Wednesday, May 5, 2010
Day 17: Damascus to London
I started the first of two days of travel with a typical Syrian breakfast, hotel buffet style: foule (beans served with fresh tomatoes, diced onions, and herbs), a milky sweet bread pudding, a sweet cream of wheat-type warm cereal, chicken with tomatoes, hummus, and bread.
A very pleasant fellow, wearing a suit, met us at 8:30am in our hotel lobby to return us to the airport in the customary black Honda. Both he and the driver rode without their seat belts. Warning beeps accompanied most of our ride. You’ll recall our experience in coming into the country which I talked about on Day 12. In leaving the country, we only had one suit and a driver rather than three men tending to us. But the seat belt experience was the same. What is this?
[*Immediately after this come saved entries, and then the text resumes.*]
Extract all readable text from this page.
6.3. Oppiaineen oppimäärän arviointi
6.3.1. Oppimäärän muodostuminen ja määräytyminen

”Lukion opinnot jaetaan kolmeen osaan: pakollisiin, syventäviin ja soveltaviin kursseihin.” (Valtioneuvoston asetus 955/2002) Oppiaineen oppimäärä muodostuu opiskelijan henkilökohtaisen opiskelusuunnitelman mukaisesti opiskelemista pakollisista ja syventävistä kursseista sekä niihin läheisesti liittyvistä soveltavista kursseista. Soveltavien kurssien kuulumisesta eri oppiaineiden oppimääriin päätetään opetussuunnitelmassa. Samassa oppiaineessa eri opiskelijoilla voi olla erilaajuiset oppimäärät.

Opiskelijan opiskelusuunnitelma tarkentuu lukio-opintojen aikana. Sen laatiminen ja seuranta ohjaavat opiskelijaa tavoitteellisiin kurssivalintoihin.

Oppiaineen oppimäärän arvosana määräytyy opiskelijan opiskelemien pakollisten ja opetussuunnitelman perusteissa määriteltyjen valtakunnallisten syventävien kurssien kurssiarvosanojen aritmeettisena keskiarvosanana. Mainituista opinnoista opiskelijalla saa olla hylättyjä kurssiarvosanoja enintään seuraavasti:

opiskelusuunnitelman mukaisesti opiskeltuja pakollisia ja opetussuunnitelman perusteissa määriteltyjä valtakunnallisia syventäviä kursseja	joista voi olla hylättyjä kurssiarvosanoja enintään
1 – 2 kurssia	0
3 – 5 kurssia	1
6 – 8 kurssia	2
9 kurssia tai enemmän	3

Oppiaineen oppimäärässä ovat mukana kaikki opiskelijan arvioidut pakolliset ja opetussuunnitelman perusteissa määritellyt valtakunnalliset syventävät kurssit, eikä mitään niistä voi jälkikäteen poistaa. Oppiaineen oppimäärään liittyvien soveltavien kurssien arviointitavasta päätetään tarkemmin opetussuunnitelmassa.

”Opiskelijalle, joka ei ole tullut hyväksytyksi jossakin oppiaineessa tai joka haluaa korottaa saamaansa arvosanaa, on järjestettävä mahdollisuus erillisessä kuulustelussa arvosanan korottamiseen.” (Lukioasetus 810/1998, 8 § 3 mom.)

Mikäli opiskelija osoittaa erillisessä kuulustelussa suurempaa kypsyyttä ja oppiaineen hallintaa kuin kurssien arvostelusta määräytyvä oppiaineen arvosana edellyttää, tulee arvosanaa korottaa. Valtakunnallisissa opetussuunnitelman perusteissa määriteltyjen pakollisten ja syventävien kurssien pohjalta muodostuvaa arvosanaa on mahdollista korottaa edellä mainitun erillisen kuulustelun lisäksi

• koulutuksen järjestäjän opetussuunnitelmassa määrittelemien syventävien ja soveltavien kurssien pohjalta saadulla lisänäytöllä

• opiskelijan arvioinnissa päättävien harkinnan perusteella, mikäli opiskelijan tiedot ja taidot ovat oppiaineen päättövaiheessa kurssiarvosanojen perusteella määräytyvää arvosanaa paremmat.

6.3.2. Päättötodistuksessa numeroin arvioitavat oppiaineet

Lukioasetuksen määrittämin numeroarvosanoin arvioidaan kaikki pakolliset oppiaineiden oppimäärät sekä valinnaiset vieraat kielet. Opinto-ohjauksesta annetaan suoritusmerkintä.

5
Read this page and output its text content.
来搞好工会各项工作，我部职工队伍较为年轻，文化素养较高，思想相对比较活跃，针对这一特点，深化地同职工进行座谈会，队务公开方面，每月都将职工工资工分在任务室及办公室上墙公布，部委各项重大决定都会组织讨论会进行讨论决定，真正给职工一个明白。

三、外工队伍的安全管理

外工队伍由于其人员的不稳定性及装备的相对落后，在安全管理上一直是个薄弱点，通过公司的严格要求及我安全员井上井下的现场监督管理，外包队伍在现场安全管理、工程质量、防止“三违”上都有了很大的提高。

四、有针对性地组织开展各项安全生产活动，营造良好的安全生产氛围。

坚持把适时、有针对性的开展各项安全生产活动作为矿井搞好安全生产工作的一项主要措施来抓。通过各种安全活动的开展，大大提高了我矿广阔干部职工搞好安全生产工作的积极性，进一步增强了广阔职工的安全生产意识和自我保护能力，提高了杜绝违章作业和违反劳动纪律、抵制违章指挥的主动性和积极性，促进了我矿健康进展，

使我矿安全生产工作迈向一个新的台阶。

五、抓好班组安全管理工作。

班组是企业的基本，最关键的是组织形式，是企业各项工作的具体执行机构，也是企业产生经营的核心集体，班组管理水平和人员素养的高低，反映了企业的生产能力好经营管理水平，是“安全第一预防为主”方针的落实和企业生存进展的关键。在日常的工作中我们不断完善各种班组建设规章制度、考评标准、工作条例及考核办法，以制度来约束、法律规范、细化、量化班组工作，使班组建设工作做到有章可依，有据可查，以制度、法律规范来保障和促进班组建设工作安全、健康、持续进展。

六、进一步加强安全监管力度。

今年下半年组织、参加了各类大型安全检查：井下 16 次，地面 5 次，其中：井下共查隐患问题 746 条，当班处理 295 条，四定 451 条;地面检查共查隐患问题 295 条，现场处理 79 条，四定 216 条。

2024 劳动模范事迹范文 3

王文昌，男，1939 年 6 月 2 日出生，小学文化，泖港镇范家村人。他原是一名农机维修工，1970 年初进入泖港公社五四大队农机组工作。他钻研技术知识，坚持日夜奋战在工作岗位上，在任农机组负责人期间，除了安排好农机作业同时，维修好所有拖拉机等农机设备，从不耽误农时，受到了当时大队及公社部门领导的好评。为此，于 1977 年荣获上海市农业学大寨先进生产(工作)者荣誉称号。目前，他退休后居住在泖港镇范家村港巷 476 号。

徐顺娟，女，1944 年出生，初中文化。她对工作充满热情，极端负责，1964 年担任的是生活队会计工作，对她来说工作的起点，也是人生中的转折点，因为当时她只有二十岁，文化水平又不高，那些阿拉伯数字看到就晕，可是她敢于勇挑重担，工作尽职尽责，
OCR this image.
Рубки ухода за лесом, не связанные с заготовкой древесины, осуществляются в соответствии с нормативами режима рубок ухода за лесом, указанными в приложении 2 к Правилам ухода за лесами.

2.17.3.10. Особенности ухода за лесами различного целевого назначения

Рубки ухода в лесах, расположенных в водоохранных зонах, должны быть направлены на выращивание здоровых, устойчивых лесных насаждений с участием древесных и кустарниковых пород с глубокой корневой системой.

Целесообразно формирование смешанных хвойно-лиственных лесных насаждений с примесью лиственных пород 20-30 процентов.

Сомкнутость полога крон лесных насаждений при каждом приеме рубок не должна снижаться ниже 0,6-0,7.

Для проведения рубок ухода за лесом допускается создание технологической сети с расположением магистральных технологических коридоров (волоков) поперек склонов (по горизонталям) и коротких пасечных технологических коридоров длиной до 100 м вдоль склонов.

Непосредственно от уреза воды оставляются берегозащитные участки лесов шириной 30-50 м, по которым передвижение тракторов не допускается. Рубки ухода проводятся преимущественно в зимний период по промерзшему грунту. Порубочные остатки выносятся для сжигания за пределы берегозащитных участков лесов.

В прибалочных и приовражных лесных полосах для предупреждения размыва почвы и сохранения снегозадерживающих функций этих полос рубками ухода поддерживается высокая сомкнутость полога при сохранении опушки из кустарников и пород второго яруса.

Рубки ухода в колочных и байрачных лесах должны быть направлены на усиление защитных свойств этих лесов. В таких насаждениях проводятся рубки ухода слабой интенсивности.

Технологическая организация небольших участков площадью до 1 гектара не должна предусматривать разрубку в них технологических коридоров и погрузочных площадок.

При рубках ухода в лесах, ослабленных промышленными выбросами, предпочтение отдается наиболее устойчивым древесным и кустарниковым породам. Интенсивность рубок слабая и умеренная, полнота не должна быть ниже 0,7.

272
He dropped us off at the VIP lounge, took our passports and luggage, and disappeared. He returned quite promptly with our boarding passes, luggage slips, and passports. We never saw an airline person or a customs or security official or any one else for that matter, except the fellow in the lounge who offered us tea. The boarding process started, we could tell from the lounge’s monitor, and we sat while our fellow talked with his friends or disappeared into the fray outside the VIP lounge. Suddenly realizing that we were minutes away from departure, he bundled us quickly into the car and raced across the tarmac to the plane. We were the last to board.
Just in case you are wondering about this VIP treatment, Katherine was working on a special project as part of the Monitor team in Syria and was being escorted by “protocol.” I was simply along for the ride.
The plane ride to London took about five hours and we began the process of setting our watches back, this time two hours. We spent the night at a hotel close to Heathrow, had Chinese food for dinner in the hotel (surprisingly good), and enjoyed drinking water from the tap. I didn’t have time to draw a chair.